Some limitations in the present study are worth noting. First, the cross-sectional design of this study prevented the identification of causal relationships between cytokines and sarcopenia. Therefore, longitudinal studies are needed to explore whether cytokines can be utilized for the early diagnosis and evaluation of therapeutic interventions in sarcopenia. Second, flow cytometry, which measures specific protein expressions, has been the standard method for identifying macrophages. However, given that only a few macrophages were detected in the study samples, cytokines were obtained from participants’ blood samples to indicate macrophage activation. Next, considering that cytokines are potent mediators across various inflammatory states and age-related diseases, their measurements might have been affected by physiological and pathological changes. Therefore, macrophage polarization can only be an indirect predictor for evaluating muscle differentiation and sarcopenia. Finally, the sensitivity and specificity values are relatively low in the present study. The sensitivity and specificity of a quantitative test are dependent on the cutoff point above or below which the test is positive. If the cutoff point is raised, there are fewer false positives but more false negatives that the test is highly specific but not very sensitive.
The current study found that the number of sarcopenia components and sarcopenia severity were associated with plasma cytokines levels among older individuals. Furthermore, IL-12 had been found to be associated with the occurrence of sarcopenia, suggesting its potential as a muscle quality indicator for predicting outcomes of age-associated muscle loss. The combination of clinical practice and biomarker assessment in evaluating muscle quality may be essential for the early diagnosis of sarcopenia.

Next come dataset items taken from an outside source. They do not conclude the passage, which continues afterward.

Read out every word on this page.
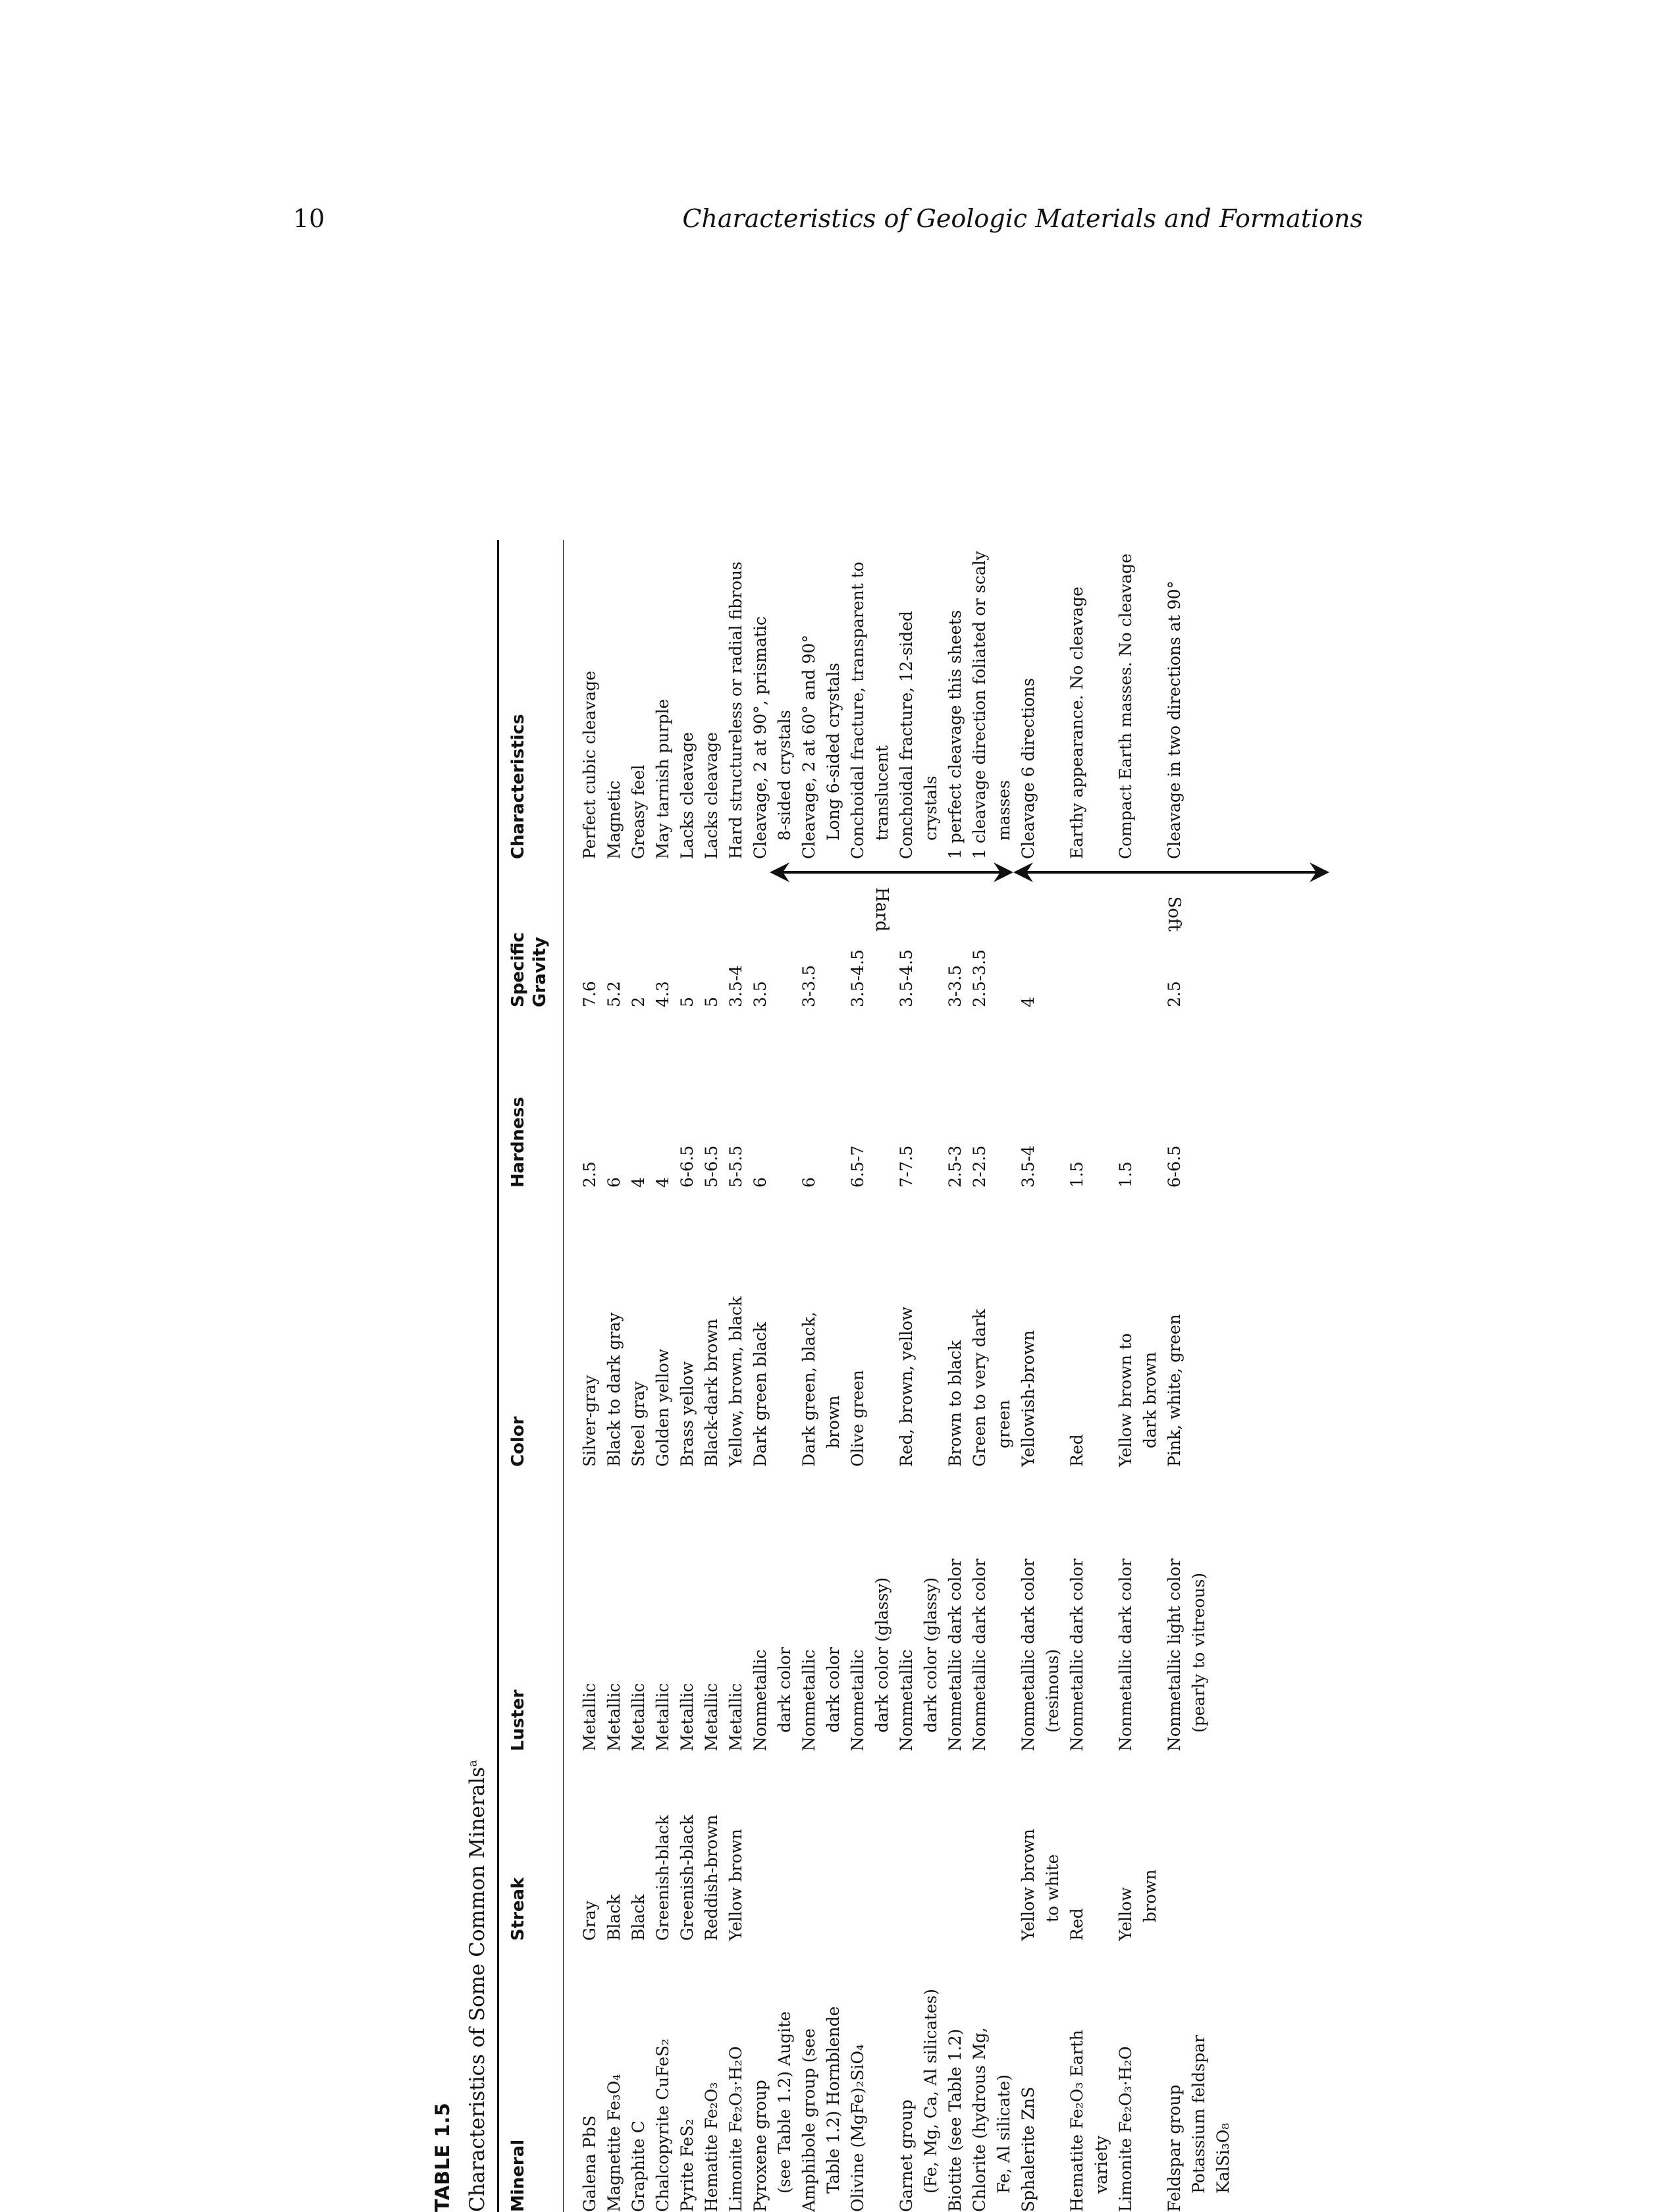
10	Characteristics of Geologic Materials and Formations
TABLE 1.5 Characteristics of Some Common Minerals$^a$
Mineral
Streak
Luster
Color
Hardness
Specific Gravity
Characteristics
Galena PbS
Gray
Metallic
Silver-gray
2.5
7.6
Perfect cubic cleavage
Magnetite Fe₃O₄
Black
Metallic
Black to dark gray
6
5.2
Magnetic
Graphite C
Black
Metallic
Steel gray
4
2
Greasy feel
Chalcopyrite CuFeS₂
Greenish-black
Metallic
Golden yellow
4
4.3
May tarnish purple
Pyrite FeS₂
Greenish-black
Metallic
Brass yellow
6-6.5
5
Lacks cleavage
Hematite Fe₂O₃
Reddish-brown
Metallic
Black-dark brown
5-6.5
5
Lacks cleavage
Limonite Fe₂O₃·H₂O
Yellow brown
Metallic
Yellow, brown, black
5-5.5
3.5-4
Hard structureless or radial fibrous
Pyroxene group (see Table 1.2) Augite
Nonmetallic dark color
Dark green black
6
3.5
Cleavage, 2 at 90°, prismatic 8-sided crystals
Amphibole group (see Table 1.2) Hornblende
Nonmetallic dark color
Dark green, black, brown
6
3-3.5
Cleavage, 2 at 60° and 90° Long 6-sided crystals
Olivine (MgFe)₂SiO₄
Nonmetallic dark color (glassy)
Olive green
6.5-7
3.5-4.5
Conchoidal fracture, transparent to translucent
Garnet group (Fe, Mg, Ca, Al silicates)
Nonmetallic dark color (glassy)
Red, brown, yellow
7-7.5
3.5-4.5
Conchoidal fracture, 12-sided crystals
Biotite (see Table 1.2)
Nonmetallic dark color
Brown to black
2.5-3
3-3.5
1 perfect cleavage this sheets
Chlorite (hydrous Mg, Fe, Al silicate)
Nonmetallic dark color
Green to very dark green
2-2.5
2.5-3.5
1 cleavage direction foliated or scaly masses
Sphalerite ZnS
Yellow brown to white
Nonmetallic dark color (resinous)
Yellowish-brown
3.5-4
4
Cleavage 6 directions
Hematite Fe₂O₃ Earth variety
Red
Nonmetallic dark color
Red
1.5
Earthy appearance. No cleavage
Limonite Fe₂O₃·H₂O
Yellow brown
Nonmetallic dark color
Yellow brown to dark brown
1.5
Compact Earth masses. No cleavage
Feldspar group Potassium feldspar
Nonmetallic light color (pearly to vitreous)
Pink, white, green
6-6.5
2.5
Cleavage in two directions at 90°
KalSi₃O₈
Hard	Soft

Moreover, determining whether IL-12 can become a novel biological target for preventive and therapeutic interventions will be interesting. Nevertheless, the potential mechanisms through which macrophage function affects aging skeletal muscle remain unclear. Further studies are required to characterize the function of these cytokines and provide a basis for the better modulation of their signaling in therapeutic approaches.